La peste obró un milagro en buena parte de la sociedad y en algunos de esos medios de comunicación que siempre han tenido la costumbre de fundar su palabrerío en la omisión y la tergiversación de hechos, de segmentos de la historia, de pensamientos, y en la total ausencia de sentido común. Animados por una u otra razón, ahora son incontables los que han descubierto que viven en un país habituado a la discriminación, muy empobrecido y asfixiado; un país repleto de injusticias, de docentes y médicos y enfermeras y enfermeros que llevan una vida de cuarta. De provincias hundidas en la miseria a pesar de la riqueza que tienen sobre su tierra y también a cientos de metros bajo esa tierra. De millones de familias que, lenta y gradualmente, van descuadernándose.
Un país que al parecer les resultaba remoto y desconocido, poco familiar.

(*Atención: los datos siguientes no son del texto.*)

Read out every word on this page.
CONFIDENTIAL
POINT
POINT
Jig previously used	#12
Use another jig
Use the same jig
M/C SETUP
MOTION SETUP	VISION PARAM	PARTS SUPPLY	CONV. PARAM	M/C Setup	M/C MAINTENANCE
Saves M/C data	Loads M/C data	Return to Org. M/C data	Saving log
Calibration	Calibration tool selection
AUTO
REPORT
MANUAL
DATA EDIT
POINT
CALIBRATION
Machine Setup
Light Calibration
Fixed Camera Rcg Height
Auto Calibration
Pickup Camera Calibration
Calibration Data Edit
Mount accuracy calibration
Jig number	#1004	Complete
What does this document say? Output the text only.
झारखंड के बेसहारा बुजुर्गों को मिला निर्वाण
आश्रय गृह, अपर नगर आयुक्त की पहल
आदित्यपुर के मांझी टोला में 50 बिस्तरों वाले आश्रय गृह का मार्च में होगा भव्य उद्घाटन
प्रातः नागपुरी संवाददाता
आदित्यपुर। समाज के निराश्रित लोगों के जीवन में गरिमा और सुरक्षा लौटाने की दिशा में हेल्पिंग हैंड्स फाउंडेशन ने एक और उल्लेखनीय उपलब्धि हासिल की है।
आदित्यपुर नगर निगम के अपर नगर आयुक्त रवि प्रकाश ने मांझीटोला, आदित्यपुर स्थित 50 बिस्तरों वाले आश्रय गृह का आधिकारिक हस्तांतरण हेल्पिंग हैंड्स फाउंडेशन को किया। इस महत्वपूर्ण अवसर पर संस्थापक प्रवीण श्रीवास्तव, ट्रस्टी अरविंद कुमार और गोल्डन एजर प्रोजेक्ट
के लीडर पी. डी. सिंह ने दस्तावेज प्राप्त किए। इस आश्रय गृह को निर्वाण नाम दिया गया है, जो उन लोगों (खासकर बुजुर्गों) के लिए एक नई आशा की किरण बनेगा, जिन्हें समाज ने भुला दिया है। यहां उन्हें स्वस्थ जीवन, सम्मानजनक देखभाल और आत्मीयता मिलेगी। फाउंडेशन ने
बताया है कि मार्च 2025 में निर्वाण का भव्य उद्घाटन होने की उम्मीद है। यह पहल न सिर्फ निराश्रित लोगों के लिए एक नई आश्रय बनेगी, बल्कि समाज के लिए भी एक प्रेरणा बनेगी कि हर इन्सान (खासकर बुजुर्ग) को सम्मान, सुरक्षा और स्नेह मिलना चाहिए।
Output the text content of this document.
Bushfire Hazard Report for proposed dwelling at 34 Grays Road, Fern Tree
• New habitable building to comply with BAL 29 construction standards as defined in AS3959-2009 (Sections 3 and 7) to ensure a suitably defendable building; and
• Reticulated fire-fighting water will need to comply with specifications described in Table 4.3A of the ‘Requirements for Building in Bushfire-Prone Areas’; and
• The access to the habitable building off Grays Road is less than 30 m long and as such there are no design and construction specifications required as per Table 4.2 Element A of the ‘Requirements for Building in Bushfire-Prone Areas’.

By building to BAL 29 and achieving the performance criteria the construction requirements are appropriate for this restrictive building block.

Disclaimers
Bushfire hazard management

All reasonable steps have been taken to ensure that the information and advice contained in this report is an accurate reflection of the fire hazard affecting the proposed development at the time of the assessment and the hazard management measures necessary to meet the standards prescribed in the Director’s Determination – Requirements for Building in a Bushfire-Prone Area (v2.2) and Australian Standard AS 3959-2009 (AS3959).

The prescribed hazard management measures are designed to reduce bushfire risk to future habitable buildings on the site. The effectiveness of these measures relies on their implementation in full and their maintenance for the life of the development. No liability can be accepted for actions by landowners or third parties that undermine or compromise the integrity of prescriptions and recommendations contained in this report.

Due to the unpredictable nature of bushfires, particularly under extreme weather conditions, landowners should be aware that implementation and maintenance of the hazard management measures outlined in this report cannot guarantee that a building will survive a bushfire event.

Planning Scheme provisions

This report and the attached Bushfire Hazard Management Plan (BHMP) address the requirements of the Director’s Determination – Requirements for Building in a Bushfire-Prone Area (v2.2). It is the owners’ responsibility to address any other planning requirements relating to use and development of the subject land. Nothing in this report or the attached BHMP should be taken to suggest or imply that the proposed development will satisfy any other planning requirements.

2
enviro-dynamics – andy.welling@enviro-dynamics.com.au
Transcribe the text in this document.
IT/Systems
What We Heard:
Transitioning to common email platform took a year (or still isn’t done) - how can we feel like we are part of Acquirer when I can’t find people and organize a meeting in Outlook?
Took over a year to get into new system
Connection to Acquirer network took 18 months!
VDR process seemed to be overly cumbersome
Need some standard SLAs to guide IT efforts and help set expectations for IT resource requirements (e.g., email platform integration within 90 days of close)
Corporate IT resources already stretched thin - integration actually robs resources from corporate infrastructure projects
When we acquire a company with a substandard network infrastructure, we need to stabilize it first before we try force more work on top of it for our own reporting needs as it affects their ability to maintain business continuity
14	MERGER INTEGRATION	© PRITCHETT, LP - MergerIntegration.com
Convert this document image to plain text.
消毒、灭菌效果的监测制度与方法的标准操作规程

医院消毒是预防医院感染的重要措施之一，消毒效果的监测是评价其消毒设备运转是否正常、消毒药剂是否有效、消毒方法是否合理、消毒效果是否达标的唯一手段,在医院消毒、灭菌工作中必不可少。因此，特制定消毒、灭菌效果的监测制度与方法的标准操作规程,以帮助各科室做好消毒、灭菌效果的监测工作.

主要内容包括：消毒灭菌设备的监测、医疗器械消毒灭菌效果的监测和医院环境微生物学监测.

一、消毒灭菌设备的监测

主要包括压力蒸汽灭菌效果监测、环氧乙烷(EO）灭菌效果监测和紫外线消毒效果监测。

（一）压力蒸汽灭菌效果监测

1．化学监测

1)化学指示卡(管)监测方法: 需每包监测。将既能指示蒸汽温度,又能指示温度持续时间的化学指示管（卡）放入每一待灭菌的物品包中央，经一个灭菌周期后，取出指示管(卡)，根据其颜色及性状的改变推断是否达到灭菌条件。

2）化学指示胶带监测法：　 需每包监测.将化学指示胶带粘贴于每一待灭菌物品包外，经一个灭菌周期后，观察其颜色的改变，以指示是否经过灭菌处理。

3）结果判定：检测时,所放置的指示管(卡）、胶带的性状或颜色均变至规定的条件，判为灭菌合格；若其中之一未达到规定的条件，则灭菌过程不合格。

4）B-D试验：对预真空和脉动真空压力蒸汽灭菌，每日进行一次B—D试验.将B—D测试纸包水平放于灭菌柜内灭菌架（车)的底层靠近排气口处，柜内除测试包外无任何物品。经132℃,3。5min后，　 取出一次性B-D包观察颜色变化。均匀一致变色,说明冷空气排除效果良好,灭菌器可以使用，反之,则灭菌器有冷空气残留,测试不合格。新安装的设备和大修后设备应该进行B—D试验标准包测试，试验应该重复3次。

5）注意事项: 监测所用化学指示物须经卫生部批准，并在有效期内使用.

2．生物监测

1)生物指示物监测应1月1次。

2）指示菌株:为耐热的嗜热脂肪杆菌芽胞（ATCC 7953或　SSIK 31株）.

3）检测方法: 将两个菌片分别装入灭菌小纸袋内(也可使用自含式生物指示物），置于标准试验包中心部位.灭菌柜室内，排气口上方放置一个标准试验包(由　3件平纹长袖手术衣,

Como un país que andaba oculto en catacumbas, en cuevas, en cavernas que no se les había ocurrido buscar, visitar, investigar, o, al menos, mirar.
Y ahora intentan brindarle un aire de suma importancia noticiosa, social y política, a la miseria, al hacinamiento, a la ausencia de recursos, al desbarajuste y la lentitud de un gobierno, al trabajo informal. A la desesperación.
Al parecer, en los distraídos de siempre un virus puede lograr lo que no han logrado por décadas las denuncias, las manifestaciones, las marchas, las noches de vigilia, las ollas populares, los piquetes, los asesinatos cometidos por el Estado; las quejas, el descontento, los despidos a mansalva. Y etcétera y etcétera.
Ojalá lleguen a experimentar en carne propia el triste significado de la palabra desdén.